We Are Still Here

Rating:

SOMETIMES IMPULSE BUYS PAY OFF

Main Cast: Barbara Crampton and Andrew Sensenig

Director: Ted Geoghegan

Two months after the death of their teenage son, Bobby, the Sacchettis, Paul (Andrew Sensenig, Upstream Color) and Anne (Barbara Crampton, From Beyond), move to a farmhouse in rural New England, hoping to put the tragedy behind them. But immediately after moving in, the couple begin to suspect their son’s spirit may have followed them. Hoping to connect with Bobby, Anne invites May (Lisa Marie, Mars Attacks!) and Jacob Lewis (Larry Fessenden, We Are What We Are) for the weekend. May is a psychic and Anne wants to see if what she’s sensing in the house is Bobby, or something else.
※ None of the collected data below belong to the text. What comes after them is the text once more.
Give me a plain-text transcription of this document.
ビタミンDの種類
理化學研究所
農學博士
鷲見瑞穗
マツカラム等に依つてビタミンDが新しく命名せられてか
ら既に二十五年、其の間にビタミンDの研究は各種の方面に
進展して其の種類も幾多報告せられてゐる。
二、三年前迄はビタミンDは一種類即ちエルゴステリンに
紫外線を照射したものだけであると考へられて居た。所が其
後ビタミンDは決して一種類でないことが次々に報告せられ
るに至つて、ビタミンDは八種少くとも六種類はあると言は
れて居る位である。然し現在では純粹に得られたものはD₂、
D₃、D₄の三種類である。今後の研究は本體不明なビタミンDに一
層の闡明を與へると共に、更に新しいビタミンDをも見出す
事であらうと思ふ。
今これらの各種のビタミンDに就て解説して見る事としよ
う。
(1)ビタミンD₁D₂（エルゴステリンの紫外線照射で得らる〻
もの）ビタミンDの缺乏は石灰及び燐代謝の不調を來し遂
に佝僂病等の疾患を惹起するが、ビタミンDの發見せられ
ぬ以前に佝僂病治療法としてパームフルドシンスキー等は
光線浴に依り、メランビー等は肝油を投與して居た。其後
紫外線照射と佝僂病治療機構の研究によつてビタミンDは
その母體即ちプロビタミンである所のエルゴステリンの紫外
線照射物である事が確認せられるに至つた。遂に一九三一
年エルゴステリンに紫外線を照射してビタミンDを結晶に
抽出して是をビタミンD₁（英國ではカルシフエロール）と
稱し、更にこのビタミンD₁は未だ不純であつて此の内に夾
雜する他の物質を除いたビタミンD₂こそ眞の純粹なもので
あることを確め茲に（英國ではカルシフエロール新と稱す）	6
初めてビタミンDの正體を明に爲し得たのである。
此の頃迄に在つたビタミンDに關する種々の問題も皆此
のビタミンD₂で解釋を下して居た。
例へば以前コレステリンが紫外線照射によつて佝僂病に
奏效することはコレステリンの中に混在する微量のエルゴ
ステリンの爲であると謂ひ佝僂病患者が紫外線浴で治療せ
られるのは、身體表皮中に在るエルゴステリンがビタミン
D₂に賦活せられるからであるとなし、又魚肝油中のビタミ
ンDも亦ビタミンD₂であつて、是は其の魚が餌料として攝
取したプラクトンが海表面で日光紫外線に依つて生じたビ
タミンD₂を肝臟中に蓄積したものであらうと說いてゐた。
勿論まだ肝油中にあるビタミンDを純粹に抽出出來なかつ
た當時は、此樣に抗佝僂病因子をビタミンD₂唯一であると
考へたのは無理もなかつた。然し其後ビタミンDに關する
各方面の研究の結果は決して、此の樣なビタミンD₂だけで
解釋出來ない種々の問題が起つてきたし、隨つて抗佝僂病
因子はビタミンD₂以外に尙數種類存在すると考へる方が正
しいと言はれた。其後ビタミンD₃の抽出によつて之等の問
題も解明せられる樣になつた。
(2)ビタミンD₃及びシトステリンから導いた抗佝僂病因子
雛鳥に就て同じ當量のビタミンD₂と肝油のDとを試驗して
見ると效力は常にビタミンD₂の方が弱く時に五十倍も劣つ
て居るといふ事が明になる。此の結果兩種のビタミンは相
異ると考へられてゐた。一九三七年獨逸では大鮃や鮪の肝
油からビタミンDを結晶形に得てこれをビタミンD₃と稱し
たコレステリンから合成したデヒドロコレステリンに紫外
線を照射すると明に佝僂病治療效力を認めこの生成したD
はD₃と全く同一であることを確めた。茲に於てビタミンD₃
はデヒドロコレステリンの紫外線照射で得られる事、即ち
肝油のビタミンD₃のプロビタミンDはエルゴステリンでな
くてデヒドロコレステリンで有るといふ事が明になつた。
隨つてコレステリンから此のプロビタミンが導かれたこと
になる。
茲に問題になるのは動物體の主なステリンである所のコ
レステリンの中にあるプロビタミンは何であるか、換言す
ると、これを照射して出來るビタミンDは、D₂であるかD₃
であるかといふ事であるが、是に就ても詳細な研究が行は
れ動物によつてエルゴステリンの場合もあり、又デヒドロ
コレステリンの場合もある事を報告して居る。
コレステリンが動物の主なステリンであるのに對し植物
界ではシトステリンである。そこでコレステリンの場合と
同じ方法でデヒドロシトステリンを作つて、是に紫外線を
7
As it happens, the house they’re in has a bit of a history itself; back in the 1800s, the town ran off the man who owned the property, a mortician named Lassander Dagmar, after it was discovered he wasn’t burying the bodies brought to him, he was selling them.

Then again, creepy noises, moving pictures, and a basement that remains at a constant 100+ degrees, maybe the Dagmars weren’t exactly run out of town, after all…

We Are Still Here is a 2015 horror movie from writer/director Ted Geoghegan (Sweatshop, Barricade). Geoghegan has several writing credits, but this is only his second as director, and his first full-length feature, and I for one was impressed. This does not look like the first efforts of any director.

We Are Still Here is tense, creepy, and packed with atmosphere and suspense. Even the jump scares work here. It’s not often a movie, even a haunted house movie, can give me the chills ten minutes in while I’m watching it in broad daylight. But this one managed it.

The cast turn in excellent performances, especially Crampton and Sensenig, who give the grieving parents dimension. Geoghegan seems to take great joy in NOT letting them play the cliché haunted house protagonists, instead giving them a strength and a resolve to not flee at the first sign of the paranormal. In fact, Anne seems to embrace it, as long as she’s convinced her son is the spirit behind the goings-on. Geoghegan picks his moments intelligently and doles out the story beats as needed. Even the exposition scene near the beginning with neighbor Dave McCabe (Monte Markham, from pretty much every TV show produced in the 1970s-80s), doesn’t feel weighted down.

But for me, the real star of this movie is the special effects department. On what had to be a relatively small budget, the folks at Oddtopsy combined scary and gory without overdoing either, and made this movie work as well as it did. This film knows what it is and it plays to those strengths, and in doing so, it makes itself all the stronger and more effective. While not the BEST horror movie I’ve seen in 2015, We Are Still Heere is pretty high on the list nonetheless, and I’ll probably be watching this one again, with my daughter.